Re: [PATCH v11 18/20] x86: Handle TDX erratum to reset TDX private memory during kexec() and reboot

From: Huang, Kai
Date: Tue Jun 13 2023 - 20:16:10 EST


On Tue, 2023-06-13 at 14:05 +0300, kirill.shutemov@xxxxxxxxxxxxxxx wrote:
> On Tue, Jun 13, 2023 at 12:51:23AM +0000, Huang, Kai wrote:
> > On Mon, 2023-06-12 at 06:47 -0700, Dave Hansen wrote:
> > > On 6/12/23 03:27, Huang, Kai wrote:
> > > > So I think a __mb() after setting tdmr->pamt_4k_base should be good enough, as
> > > > it guarantees when setting to any pamt_*_size happens, the valid pamt_4k_base
> > > > will be seen by other cpus.
> > > >
> > > > Does it make sense?
> > >
> > > Just use a normal old atomic_t or set_bit()/test_bit().
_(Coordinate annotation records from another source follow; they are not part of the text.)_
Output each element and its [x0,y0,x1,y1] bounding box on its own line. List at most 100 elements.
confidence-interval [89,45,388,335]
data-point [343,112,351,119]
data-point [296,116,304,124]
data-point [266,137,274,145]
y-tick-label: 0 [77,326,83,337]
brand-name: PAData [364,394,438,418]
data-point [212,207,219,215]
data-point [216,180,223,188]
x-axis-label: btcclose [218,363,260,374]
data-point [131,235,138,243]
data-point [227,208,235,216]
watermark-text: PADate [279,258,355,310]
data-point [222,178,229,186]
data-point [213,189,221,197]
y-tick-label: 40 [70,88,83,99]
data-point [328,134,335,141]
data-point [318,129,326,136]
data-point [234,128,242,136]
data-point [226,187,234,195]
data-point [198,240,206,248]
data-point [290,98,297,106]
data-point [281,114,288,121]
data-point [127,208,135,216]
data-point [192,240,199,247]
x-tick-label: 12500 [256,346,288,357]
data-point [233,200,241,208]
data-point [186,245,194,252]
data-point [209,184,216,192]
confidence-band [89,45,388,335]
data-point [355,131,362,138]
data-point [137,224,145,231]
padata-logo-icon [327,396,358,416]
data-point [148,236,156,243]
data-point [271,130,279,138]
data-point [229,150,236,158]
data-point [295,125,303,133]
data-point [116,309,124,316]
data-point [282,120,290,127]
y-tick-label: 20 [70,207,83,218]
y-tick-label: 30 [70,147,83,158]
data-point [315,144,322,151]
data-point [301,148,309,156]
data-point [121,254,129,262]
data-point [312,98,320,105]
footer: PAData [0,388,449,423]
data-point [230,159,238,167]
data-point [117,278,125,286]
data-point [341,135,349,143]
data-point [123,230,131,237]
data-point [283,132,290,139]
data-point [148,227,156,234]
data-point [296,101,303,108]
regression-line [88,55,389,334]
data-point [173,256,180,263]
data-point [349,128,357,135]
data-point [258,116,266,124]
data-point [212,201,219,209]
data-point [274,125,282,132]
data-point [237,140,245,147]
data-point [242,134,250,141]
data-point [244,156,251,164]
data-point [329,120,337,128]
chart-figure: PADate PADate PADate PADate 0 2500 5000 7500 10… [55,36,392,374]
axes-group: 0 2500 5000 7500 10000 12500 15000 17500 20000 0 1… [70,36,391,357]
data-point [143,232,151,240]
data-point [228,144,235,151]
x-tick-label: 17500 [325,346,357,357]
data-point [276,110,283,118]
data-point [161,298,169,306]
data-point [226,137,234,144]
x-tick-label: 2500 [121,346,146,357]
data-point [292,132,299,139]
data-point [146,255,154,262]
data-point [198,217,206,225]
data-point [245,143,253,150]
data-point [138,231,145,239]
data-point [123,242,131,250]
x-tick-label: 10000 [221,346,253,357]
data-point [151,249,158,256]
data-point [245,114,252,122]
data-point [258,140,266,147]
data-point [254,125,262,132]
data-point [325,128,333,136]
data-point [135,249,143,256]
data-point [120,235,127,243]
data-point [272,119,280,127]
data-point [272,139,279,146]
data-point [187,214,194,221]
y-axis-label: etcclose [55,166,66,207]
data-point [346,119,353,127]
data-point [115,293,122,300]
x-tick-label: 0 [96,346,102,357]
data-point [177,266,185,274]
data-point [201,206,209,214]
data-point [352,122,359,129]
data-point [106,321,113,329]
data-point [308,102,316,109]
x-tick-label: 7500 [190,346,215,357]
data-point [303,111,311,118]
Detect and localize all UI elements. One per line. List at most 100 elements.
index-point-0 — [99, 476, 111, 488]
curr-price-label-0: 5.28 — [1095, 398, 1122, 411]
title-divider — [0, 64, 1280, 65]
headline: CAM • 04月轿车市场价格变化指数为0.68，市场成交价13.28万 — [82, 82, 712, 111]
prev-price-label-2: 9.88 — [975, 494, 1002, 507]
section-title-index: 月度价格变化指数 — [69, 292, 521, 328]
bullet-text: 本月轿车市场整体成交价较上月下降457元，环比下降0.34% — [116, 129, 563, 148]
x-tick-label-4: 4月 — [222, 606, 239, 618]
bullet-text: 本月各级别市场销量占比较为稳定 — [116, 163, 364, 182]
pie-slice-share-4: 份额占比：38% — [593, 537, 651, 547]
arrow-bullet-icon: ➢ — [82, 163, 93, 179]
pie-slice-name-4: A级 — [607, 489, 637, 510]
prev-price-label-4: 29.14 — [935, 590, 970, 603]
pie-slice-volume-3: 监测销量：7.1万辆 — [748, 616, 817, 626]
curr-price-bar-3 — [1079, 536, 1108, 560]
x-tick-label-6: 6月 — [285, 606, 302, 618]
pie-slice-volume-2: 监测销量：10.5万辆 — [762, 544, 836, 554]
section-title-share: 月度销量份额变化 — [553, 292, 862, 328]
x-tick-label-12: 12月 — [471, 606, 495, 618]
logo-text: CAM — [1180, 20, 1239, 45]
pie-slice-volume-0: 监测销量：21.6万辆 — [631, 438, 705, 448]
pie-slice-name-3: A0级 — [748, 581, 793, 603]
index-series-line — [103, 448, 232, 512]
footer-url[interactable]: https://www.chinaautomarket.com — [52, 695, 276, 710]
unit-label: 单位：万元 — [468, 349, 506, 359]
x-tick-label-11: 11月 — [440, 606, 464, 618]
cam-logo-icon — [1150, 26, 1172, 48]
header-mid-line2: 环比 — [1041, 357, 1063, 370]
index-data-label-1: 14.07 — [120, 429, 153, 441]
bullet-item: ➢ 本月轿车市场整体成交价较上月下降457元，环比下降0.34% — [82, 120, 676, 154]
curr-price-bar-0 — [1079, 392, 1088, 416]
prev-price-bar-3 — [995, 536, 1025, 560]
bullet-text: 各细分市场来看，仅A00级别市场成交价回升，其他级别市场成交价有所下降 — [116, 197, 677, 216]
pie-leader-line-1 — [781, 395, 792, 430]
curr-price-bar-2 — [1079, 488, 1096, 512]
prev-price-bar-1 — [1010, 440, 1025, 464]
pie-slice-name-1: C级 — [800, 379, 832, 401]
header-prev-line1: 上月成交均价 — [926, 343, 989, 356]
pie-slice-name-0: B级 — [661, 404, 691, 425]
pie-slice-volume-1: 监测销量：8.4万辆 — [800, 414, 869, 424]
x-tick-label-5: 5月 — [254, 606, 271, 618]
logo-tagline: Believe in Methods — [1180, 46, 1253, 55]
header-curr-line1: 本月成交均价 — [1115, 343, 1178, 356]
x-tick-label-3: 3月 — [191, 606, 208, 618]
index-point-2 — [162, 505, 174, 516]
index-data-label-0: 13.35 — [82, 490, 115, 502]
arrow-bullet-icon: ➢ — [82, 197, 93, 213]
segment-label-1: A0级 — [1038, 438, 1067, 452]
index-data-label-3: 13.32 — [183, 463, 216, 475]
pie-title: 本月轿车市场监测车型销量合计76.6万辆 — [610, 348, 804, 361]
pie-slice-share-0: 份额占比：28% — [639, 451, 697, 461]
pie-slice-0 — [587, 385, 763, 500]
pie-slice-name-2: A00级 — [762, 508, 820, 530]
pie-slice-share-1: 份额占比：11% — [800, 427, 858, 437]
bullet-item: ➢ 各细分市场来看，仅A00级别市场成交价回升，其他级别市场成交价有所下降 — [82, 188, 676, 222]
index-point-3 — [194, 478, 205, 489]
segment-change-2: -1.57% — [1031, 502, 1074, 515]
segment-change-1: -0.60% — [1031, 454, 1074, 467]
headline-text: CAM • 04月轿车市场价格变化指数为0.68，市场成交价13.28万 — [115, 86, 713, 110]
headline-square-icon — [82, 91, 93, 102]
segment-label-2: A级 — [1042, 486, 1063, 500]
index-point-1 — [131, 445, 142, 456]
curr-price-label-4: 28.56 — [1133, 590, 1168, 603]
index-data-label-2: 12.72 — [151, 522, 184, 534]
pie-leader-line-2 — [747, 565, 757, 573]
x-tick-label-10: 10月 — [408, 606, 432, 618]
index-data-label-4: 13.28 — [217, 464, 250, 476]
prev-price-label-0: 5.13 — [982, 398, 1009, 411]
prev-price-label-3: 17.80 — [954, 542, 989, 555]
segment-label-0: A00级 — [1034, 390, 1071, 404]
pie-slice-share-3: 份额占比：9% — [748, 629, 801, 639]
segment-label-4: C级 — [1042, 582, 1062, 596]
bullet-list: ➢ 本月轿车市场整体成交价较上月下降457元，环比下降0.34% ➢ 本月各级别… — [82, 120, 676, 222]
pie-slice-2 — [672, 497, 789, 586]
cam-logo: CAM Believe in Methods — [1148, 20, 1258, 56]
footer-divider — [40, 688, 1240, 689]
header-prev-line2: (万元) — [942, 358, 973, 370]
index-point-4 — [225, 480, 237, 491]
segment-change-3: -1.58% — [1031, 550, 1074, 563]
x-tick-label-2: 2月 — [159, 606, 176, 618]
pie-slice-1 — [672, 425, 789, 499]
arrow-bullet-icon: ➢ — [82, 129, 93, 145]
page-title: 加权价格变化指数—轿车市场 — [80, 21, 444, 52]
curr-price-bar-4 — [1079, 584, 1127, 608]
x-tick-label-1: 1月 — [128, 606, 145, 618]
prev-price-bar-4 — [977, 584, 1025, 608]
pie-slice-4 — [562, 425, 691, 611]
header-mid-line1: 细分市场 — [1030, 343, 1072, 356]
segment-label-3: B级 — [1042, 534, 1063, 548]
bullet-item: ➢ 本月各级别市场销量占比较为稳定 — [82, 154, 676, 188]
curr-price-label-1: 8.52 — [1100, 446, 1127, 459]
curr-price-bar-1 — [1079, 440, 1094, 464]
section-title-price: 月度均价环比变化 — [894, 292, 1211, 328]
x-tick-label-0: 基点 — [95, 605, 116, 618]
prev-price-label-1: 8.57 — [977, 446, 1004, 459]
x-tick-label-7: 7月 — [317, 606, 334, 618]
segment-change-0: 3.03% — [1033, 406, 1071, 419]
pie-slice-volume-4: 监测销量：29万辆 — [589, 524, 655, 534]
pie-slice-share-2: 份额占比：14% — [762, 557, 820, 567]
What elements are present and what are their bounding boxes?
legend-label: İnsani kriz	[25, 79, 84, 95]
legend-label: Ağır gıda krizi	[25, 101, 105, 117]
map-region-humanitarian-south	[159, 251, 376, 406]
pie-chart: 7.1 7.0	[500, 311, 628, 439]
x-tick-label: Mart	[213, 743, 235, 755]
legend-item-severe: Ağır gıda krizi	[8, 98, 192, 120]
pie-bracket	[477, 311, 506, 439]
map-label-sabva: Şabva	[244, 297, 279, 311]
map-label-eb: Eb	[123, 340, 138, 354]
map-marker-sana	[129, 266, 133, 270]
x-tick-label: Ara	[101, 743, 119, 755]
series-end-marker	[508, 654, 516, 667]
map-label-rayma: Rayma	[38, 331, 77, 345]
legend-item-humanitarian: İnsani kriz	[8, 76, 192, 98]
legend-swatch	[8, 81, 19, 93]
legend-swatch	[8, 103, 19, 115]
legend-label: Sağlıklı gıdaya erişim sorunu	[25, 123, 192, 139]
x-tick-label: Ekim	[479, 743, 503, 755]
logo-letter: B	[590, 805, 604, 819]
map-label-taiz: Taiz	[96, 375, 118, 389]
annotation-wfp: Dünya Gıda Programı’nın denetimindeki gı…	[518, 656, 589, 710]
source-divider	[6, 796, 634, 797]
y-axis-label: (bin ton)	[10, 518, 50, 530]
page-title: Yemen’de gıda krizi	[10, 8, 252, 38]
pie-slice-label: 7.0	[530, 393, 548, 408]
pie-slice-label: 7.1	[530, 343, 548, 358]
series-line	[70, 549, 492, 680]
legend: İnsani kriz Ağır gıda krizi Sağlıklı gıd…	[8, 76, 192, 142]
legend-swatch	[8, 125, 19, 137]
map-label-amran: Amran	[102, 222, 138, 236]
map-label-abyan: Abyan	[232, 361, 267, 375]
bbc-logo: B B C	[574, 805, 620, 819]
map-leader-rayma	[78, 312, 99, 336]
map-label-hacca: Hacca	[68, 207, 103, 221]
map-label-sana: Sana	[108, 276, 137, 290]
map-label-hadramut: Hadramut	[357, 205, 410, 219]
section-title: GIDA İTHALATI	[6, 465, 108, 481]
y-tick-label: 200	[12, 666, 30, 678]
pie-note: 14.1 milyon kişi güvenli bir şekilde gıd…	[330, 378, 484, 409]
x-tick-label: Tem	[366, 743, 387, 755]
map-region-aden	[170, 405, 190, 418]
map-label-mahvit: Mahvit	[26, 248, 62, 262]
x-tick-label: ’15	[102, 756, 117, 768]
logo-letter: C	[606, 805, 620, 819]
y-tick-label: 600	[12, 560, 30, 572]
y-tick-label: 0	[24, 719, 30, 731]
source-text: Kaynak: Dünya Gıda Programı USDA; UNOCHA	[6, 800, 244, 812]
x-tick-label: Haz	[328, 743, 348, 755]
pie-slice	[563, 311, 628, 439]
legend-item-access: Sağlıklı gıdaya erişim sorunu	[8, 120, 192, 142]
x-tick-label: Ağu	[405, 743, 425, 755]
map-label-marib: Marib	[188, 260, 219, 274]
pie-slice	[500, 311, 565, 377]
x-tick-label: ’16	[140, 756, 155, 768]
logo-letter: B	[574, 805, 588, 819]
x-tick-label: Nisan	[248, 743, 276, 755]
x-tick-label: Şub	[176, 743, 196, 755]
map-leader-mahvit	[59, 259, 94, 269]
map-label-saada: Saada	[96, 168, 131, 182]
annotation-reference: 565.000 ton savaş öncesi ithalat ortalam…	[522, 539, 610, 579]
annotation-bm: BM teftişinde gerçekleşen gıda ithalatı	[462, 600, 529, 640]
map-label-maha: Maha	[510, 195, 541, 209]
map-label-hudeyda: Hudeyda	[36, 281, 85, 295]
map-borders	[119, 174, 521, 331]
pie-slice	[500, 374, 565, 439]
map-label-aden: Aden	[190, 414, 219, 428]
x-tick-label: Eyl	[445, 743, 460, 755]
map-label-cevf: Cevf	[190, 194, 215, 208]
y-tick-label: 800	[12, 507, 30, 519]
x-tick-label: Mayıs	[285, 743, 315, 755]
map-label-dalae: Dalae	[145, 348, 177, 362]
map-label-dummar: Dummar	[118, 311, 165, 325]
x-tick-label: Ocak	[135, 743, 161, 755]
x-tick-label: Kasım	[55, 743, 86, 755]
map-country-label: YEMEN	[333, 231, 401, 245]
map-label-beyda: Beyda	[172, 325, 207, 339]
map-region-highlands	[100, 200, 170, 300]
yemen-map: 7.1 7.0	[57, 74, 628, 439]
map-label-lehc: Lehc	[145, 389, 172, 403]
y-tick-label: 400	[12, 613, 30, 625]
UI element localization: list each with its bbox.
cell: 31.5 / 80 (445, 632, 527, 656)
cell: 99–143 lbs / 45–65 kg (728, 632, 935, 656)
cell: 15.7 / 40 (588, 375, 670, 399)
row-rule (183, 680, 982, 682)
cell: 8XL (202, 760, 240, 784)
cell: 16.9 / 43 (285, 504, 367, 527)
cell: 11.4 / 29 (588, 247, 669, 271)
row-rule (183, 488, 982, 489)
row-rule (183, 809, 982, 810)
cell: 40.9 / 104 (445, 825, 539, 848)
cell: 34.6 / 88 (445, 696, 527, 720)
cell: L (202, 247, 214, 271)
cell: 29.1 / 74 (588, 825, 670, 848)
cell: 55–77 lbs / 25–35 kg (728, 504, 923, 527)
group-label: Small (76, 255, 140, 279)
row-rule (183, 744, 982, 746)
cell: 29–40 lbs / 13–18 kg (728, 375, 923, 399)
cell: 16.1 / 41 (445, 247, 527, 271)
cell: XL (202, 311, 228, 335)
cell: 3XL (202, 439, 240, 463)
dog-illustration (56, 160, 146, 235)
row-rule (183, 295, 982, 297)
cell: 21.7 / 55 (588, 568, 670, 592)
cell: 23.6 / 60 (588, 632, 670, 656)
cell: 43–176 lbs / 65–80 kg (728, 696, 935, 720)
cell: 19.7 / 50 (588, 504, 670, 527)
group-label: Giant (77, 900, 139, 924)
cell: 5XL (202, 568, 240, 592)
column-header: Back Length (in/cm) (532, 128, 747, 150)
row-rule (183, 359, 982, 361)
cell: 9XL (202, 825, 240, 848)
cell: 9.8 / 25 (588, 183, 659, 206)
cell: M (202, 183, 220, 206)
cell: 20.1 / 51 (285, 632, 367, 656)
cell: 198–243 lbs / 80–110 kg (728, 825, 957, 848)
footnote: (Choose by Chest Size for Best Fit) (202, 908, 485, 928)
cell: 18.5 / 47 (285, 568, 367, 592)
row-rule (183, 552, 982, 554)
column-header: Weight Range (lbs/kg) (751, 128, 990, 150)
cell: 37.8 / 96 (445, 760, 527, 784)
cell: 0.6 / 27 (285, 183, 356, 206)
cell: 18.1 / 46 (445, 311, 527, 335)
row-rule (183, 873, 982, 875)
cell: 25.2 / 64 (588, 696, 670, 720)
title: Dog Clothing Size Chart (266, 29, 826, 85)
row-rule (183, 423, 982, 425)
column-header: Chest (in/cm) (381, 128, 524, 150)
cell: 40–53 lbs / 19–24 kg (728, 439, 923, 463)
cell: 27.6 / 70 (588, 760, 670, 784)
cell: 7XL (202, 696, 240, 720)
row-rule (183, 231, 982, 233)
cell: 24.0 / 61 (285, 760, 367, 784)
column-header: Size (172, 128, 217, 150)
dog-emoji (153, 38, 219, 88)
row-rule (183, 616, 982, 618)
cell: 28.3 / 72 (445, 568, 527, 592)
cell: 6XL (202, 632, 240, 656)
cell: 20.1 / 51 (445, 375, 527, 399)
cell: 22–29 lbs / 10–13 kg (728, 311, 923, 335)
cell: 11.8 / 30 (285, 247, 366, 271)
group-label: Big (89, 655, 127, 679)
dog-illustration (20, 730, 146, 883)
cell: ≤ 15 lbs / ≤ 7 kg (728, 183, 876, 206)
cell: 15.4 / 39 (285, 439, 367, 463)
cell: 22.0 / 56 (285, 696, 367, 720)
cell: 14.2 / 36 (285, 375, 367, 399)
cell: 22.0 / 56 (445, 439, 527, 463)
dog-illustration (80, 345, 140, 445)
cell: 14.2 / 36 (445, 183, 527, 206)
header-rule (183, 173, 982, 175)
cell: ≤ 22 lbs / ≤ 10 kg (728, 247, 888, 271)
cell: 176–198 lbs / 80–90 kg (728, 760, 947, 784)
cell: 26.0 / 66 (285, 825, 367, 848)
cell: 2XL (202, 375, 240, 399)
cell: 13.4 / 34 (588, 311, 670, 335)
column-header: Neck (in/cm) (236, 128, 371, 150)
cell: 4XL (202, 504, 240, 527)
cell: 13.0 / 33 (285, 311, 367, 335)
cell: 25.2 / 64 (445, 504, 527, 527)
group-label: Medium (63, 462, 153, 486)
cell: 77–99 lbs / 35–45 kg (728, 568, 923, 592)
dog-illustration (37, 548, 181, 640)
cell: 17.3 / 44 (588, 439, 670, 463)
They have
> > > built-in memory barriers are are less likely to get botched.
> >
> > Thanks for the suggestion.
> >
> > Hi Dave, Kirill,
> >
> > I'd like to check with you that whether we should introduce a mechanism to track
> > TDX private pages for both this patch and the next.
> >
> > As you can see this patch only deals PAMT pages due to couple of reasons that
> > mnentioned in the changelog. The next MCE patch handles all TDX private pages,
> > but it uses SEAMCALL in the #MC handler. Using SEAMCALL has two cons: 1) it is
> > slow (probably doesn't matter, though); 2) it brings additional risk of
> > triggering further #MC inside TDX module, although such risk should be a
> > theoretical thing.
> >
> > If we introduce a helper to mark a page as TDX private page, then both above
> > patches can utilize it. We don't need to consult TDMRs to get PAMT anymore in
> > this patch (we will need a way to loop all TDX-usable memory pages, but this
> > needs to be done anyway with TDX guests). I believe eventually we can end up
> > with less code.
> >
> > In terms of how to do, for PAMT pages, we can set page->private to a TDX magic
> > number because they come out of page allocator directly. Secure-EPT pages are
> > like PAMT pages too. For TDX guest private pages, Sean is moving to implement
> > KVM's own pseudo filesystem so they will have a unique mapping to identify.
> >
> > https://github.com/sean-jc/linux/commit/40d338c8629287dda60a9f7c800ede8549295a7c
> >
> > And my thinking is in this TDX host series, we can just handle PAMT pages. Both
> > secure-EPT and TDX guest private pages can be handled later in KVM TDX series.
> > I think eventually we can have a function like below to tell whether a page is
> > TDX private page:
> >
> > bool page_is_tdx_private(struct page *page)
> > {
> > if (page->private == TDX_PRIVATE_MAGIC)
> > return true;
> >
> > if (!page_mapping(page))
> > return false;
> >
> > return page_mapping(page)->a_ops == &kvm_gmem_ops;
> > }
> >
> > How does this sound? Or any other comments? Thanks!
>
> If you going to take this path it has to be supported natively by
> kvm_gmem_: it has to provide API for that. 
>

Yes.

> You should not assume that
> page->private is free to use. It is owned by kvm_gmmem.
>

page->private is only for PAMT and SEPT pages. kmem_gmem has it's own mapping
which can be used to identify the pages owned by it.

Hmm.. I think we should just leave them out for now, as they theoretically are
owned by KVM thus can be handled by KVM, e.g., in it's reboot or shutdown or
module unload code path.

If we are fine to use SEAMCALL in the #MC handler code path, I think perhaps we
can just keep using TDMRs to locate PAMTs.